Le ministre démissionnaire des Affaires sociales, Waël Bou Faour, a répondu hier au chef du Courant patriotique libre, le député Michel Aoun, qui avait tiré mardi à boulets rouges sur les autorités, leur reprochant l’accueil de réfugiés syriens de Qousseir au Liban, durant sa conférence de presse hebdomadaire. M. Bou Faour a indiqué que « c’est lui qui a l’honneur d’assumer la responsabilité morale et humaine de cet accueil », appelant toutes les parties à « prendre conscience de l’importance d’assumer cette responsabilité vis-à-vis du peuple syrien qui est victime d’un massacre commis par le régime syrien ainsi que d’autres pays et d’autres parties ». « L’État libanais n’assume pas les coûts des soins accordés à ces réfugiés », a précisé le ministre démissionnaire, en réponse à des questions posées à ce niveau par le général Aoun. « Nous souhaitons que ce problème des réfugiés soit abordé dans une logique de responsabilité nationale, et pas dans une logique de joute médiatique pour marquer des points », a-t-il noté.

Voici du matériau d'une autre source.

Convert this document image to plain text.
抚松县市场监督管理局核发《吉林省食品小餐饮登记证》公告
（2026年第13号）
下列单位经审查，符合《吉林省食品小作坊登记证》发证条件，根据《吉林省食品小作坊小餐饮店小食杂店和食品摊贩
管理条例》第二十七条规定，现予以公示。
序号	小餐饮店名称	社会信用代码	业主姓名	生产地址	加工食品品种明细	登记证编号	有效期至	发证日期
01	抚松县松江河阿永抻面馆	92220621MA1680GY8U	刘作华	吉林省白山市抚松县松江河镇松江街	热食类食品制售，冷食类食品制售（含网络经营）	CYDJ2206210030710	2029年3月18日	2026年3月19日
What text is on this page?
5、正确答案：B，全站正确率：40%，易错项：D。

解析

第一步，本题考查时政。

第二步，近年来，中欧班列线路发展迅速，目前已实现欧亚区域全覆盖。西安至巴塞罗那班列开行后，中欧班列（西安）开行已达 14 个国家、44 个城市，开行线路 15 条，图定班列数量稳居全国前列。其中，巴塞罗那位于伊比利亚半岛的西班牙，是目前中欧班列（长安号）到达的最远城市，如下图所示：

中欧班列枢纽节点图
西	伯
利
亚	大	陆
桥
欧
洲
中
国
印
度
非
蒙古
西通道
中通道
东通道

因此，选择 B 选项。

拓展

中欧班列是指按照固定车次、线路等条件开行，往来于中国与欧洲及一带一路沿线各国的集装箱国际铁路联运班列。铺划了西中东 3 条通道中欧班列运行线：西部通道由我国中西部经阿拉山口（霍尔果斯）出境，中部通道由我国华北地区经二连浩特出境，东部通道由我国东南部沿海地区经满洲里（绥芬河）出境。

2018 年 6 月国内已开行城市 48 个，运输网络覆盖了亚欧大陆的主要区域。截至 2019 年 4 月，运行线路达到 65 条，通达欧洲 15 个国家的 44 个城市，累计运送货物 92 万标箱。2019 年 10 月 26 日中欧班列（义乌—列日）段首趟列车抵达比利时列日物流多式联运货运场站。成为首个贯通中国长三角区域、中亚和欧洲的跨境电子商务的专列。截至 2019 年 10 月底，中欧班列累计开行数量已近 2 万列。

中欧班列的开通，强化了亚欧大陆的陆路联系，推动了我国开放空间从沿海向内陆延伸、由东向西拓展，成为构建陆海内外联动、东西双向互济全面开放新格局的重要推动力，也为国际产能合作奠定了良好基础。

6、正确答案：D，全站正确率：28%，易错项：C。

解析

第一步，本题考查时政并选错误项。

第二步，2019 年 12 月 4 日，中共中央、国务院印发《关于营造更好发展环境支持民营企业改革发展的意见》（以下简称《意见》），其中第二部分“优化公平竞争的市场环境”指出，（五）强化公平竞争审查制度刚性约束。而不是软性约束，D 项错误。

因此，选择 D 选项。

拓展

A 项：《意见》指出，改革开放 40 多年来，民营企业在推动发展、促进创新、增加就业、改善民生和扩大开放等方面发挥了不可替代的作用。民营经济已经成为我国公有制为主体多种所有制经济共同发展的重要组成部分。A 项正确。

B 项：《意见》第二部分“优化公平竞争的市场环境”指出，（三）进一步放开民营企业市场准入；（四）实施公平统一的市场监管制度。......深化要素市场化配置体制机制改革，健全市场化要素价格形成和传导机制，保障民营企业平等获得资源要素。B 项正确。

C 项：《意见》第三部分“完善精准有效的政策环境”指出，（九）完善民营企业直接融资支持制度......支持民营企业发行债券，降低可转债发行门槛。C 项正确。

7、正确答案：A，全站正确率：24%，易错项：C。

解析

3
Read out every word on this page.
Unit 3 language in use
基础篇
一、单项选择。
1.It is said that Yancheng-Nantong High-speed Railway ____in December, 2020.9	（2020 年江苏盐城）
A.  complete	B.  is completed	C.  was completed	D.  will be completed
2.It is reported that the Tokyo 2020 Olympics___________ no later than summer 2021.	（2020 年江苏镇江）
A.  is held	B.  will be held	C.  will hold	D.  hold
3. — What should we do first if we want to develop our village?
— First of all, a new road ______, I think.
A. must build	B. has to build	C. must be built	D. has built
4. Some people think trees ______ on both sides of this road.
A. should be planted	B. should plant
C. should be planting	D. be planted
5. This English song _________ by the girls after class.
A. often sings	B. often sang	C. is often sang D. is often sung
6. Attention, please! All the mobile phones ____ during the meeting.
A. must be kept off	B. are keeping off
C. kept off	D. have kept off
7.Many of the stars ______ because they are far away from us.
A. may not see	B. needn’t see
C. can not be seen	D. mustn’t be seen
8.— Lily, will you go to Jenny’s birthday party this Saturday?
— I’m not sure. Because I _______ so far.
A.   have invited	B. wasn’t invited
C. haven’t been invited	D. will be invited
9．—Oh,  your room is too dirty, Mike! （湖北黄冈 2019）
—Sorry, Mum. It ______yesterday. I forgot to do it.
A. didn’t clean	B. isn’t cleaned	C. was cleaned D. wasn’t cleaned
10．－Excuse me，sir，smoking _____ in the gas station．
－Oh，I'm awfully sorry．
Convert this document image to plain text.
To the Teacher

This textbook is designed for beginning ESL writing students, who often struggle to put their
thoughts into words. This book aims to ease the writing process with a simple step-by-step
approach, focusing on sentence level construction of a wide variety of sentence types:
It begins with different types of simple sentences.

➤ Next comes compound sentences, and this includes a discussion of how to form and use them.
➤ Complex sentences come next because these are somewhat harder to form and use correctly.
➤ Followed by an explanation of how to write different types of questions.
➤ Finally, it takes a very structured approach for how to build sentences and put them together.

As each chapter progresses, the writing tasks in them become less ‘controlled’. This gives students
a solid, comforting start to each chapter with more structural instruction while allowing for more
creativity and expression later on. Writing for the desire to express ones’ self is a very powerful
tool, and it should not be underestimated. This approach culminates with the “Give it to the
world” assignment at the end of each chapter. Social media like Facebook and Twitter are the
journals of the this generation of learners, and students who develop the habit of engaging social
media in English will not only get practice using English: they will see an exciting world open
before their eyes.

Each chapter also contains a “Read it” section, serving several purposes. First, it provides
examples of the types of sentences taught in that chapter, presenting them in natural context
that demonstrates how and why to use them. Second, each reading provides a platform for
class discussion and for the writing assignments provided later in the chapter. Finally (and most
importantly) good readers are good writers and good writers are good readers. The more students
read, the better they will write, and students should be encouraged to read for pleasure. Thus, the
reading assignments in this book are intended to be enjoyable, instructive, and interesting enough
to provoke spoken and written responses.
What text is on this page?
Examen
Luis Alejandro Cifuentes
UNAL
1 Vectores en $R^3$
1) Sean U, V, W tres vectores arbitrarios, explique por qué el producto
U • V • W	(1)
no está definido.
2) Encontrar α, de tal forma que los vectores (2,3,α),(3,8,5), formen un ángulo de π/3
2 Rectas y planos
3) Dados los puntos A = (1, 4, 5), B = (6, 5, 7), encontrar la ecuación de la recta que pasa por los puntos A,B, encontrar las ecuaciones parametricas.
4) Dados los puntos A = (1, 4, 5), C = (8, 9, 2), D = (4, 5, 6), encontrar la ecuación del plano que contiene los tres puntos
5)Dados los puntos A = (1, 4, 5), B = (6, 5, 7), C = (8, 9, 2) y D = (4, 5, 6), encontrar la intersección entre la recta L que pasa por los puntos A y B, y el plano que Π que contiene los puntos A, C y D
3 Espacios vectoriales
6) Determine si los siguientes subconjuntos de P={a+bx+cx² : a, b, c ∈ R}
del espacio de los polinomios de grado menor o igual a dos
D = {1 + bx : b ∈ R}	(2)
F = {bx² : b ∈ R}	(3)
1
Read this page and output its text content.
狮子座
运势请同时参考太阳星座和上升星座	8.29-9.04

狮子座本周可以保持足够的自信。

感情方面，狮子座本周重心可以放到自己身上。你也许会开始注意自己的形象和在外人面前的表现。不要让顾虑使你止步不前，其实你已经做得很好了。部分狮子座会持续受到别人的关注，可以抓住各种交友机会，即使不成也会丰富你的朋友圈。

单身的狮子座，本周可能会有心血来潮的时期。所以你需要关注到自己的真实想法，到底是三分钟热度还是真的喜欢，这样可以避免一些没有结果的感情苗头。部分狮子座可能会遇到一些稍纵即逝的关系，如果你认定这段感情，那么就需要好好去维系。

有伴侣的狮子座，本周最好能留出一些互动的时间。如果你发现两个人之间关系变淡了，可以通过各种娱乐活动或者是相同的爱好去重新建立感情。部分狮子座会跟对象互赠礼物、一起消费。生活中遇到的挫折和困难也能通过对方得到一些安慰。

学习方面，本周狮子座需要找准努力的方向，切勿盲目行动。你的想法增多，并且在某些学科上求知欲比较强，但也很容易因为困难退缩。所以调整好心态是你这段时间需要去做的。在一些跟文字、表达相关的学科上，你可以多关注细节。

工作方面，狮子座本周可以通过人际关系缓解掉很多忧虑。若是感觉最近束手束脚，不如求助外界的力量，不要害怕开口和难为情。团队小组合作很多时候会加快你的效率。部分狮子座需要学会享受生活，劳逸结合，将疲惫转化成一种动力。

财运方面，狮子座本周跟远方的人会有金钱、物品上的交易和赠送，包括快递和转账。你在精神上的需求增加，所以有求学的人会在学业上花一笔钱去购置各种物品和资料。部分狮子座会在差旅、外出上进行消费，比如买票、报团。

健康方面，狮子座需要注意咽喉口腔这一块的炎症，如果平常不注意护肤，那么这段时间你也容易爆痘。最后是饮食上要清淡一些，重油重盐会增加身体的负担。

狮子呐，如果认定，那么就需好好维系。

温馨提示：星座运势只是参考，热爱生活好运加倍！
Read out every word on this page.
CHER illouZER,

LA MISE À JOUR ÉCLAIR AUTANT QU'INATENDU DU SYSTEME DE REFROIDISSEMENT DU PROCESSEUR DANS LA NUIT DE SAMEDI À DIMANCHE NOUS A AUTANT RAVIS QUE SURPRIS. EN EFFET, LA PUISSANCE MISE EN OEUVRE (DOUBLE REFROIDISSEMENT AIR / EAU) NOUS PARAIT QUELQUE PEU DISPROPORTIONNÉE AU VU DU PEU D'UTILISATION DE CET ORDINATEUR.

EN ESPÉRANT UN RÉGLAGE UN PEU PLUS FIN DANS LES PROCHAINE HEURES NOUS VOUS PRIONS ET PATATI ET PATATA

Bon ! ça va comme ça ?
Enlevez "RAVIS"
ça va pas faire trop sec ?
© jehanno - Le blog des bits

Wahhab chez Kassem : La victoire de Qousseir a protégé le Liban
L’ancien ministre Wi’am Wahhab, qui a été reçu hier par le vice-secrétaire général du Hezbollah, Naïm Kassem, a estimé que le Liban est actuellement dans « une longue phase d’attentisme en attendant de savoir ce qui se produira en Syrie où s’affrontent les deux projets ». « Nous n’hésiterons pas à soutenir le projet de la Syrie résistante et nous ne permettrons pas à la Syrie de la résistance de tomber dans les mains de l’autre camp », a indiqué M. Wahhab, selon qui « la bataille de Qousseir a protégé le Liban de toutes les répercussions à l’avenir ». « Cette bataille n’a pas entraîné le Liban dans la crise syrienne comme le prétendent certains, mais a tranché la question de la protection du Liban. Ce dernier est désormais dans une large mesure à l’abri des répercussions de la crise (...) », a souligné l’ancien ministre, qui a dénoncé « l’exploitation » de l’assassinat du jeune responsable de la section estudiantine de l’Option libanaise, Hachem Salman, devant l’ambassade iranienne, en minimisant l’affaire.
Passation des pouvoirs au « Rassemblement orthodoxe »
Les membres du « Rassemblement orthodoxe » ont élu hier trois nouveaux secrétaires généraux, qui se succéderont l’un après l’autre pour un mandat d’un an chacun. Depuis hier, c’est Michel Tuéni qui préside cette institution et il cédera cette fonction l’an prochain à Moussa Freïji, lequel remettra ensuite le flambeau à Raja Bedran. La passation des pouvoirs entre Nicolas Saba et Michel Tuéni a eu lieu à l’hôtel Phoenicia en présence de nombreuses personnalités orthodoxes, notamment des évêques, ainsi qu’en présence des ambassadeurs de Russie et de Roumanie, d’Ukraine et de Bulgarie. La rencontre a débuté par une prière pour la libération des deux évêques enlevés en Syrie. Michel Tuéni a précisé qu’il compte « dynamiser la communauté dont les droits ont longtemps été bafoués », ajoutant qu’il « respectera les principes de cette communauté attachée à l’ouverture, au dialogue et aux choix nationaux ». De son côté, Élie Ferzli a affirmé que le projet dit « orthodoxe » « restera dans les esprits et désormais dans toute loi future sous la forme de la véritable parité ».
Signalons par ailleurs que M. Ferzli a été reçu hier à Rabieh par le chef du Courant patriotique libre, le député Michel Aoun.